Şu sözlerinin altını çizdim:
“Eğitim uzun sürede inşa edilir, kısa sürede bozulur... En geç 2 ay içinde yaklaşık 3 yıllık bir program açıklayacağız. Diyeceğiz ki ‘Bizim 3 yıl içindeki yol haritamız budur’. Toplumla bir makro paylaşımda bulunacağız. Hiçbir öğrencimiz, velimiz sürprizle karşılaşmayacak. Oyunun ortasında kurallar değişmeyecek... Herkesi dinleyeceğiz.”
Sil baştan yapmayıp aksine “gemi yürürken tadilat” yapacaklarını söyledi.
YIL 1925
İdeolojik önyargılar, toptancı siyasi propaganda ve hamaset dili öteden beri bizi rasyonellikten, planlama fikrinden, sonuçları denetleme anlayışından uzaklaştırıyor.
21. yüzyıldayız, hâlâ böyle değil mi?
Yıl 1925, 7 Mart Cumartesi günü Meclis’te Milli Eğitim bütçesi görüşülüyor.
Birinci Cihan Harbi ve Milli Mücadele’den çıkmış yoksul köylü toplumunda Milli Eğitim Bakanı Hamdullah Suphi “Avrupa’da 53 öğrencimiz var” diyor, bunlara para bulmakta zorlandığını söylüyor.
Ünlü hatip Hamdullah Suphi Bey, hedefleri anlatırken heyecanlı bir konuşma yapıyor. Ergani Mebusu Hamit Bey aynen diyor ki:
“Hissimizi galeyana getirdiniz, biraz da dimağımızı tenvir etseniz iyi olur!..”
Tenvir etseniz, yani aydınlatsanız...
Hamit Bey, ders araç ve gereçleri için geçen sene bütçede 600 bin lira ayrıldığını, sonra parasızlıktan bunun 285 bin liraya indirildiğini hatırlatıyor.
EĞİTİMDE MUTABAKAT
Bugün de çeşitli konularda “hissimizi galeyana getiren” konuşmalar çoktur, büyük kalabalıkların pek hoşuna gidiyor.
21. yüzyılda “dimağımızı aydınlatan”konuşmalara daha bir ihtiyaç var.

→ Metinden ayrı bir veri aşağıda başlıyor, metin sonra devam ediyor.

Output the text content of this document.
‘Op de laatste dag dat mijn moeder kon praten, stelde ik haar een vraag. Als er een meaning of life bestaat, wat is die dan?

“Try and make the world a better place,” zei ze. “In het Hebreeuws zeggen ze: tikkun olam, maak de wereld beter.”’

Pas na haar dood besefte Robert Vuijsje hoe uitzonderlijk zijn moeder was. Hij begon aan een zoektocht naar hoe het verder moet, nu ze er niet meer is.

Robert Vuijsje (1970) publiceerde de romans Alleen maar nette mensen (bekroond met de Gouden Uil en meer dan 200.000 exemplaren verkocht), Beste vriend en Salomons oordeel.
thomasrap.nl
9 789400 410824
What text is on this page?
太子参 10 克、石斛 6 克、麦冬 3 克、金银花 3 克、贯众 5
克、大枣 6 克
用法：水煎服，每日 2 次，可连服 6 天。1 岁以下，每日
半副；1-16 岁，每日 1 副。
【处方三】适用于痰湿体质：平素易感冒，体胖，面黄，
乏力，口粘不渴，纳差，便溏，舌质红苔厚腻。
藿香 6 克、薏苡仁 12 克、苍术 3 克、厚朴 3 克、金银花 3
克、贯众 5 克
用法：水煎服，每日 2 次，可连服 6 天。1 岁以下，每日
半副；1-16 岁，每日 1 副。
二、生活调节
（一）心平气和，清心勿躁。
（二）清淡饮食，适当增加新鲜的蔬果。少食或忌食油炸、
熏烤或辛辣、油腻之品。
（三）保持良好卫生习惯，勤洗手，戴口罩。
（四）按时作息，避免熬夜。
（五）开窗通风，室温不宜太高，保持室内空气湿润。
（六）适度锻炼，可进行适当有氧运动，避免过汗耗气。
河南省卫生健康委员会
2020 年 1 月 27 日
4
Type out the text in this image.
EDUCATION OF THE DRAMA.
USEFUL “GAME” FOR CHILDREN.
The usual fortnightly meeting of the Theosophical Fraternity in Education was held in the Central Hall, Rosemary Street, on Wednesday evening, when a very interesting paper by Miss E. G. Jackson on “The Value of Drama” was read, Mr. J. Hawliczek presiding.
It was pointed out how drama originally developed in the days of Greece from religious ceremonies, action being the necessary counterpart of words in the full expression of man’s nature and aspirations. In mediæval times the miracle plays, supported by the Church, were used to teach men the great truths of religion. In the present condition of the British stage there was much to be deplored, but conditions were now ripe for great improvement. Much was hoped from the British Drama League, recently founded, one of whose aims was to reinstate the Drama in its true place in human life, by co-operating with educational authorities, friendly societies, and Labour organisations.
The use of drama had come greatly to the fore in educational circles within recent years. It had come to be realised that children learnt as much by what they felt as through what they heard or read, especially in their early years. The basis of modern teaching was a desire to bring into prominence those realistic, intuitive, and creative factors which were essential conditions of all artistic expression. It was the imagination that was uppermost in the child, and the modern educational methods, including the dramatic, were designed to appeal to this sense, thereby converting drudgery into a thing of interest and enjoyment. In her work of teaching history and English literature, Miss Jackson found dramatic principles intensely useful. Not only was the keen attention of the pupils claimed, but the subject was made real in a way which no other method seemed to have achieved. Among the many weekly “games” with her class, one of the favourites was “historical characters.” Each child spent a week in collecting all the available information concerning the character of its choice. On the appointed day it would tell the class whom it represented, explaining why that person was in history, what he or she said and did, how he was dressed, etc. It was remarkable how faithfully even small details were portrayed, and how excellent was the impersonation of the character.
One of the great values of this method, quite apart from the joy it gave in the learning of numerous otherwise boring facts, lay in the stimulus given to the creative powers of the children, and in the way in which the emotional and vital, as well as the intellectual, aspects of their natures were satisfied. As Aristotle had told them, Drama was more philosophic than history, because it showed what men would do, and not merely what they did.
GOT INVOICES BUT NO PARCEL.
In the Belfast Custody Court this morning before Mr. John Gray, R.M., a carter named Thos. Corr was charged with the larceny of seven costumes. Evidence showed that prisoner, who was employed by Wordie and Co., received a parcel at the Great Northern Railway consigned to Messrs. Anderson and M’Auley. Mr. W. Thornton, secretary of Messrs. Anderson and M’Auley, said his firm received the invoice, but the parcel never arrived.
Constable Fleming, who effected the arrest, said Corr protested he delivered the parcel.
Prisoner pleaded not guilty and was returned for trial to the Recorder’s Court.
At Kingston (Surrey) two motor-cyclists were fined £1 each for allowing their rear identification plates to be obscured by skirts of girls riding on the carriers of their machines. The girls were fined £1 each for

Verilere dayalı, iç tutarlılığa sahip, programa bağlanmış, sonuçları denetlenebilir politikaları açıklayan konuşmalar...
Bakan Ziya Selçuk bu tür açıklamasını iki ay içinde yapacak, gelecek üç yılda Milli Eğitim’in yol haritasını o zaman öğreneceğiz.
Takdir edilmesi gereken husus, şimdiden büyük beklentiler yaratmaması, büyük reform havaları basmaktan sakınmasıdır.
Sayın Selçuk’un özellikle ideolojik dil kullanmaktan sakınması önemlidir. “Herkesle konuşacağız” diyor, “mutabakat”kavramını vurguluyor.
Devlet hayatında ideolojik vurgular birleştirmez, kutuplaştırır. Buna karşılık “herkes” vurgusu birleştiricidir.
MODERN ÇAĞDA MİLLET
Bizim hemen bütün tarihimizde, eğitim konusunda şu veya bu ölçüde başarısız olmamızın çeşitli sebepleri vardır. Sebeplerden biri iktidarların eğitime “ideolojik” bakmasıdır.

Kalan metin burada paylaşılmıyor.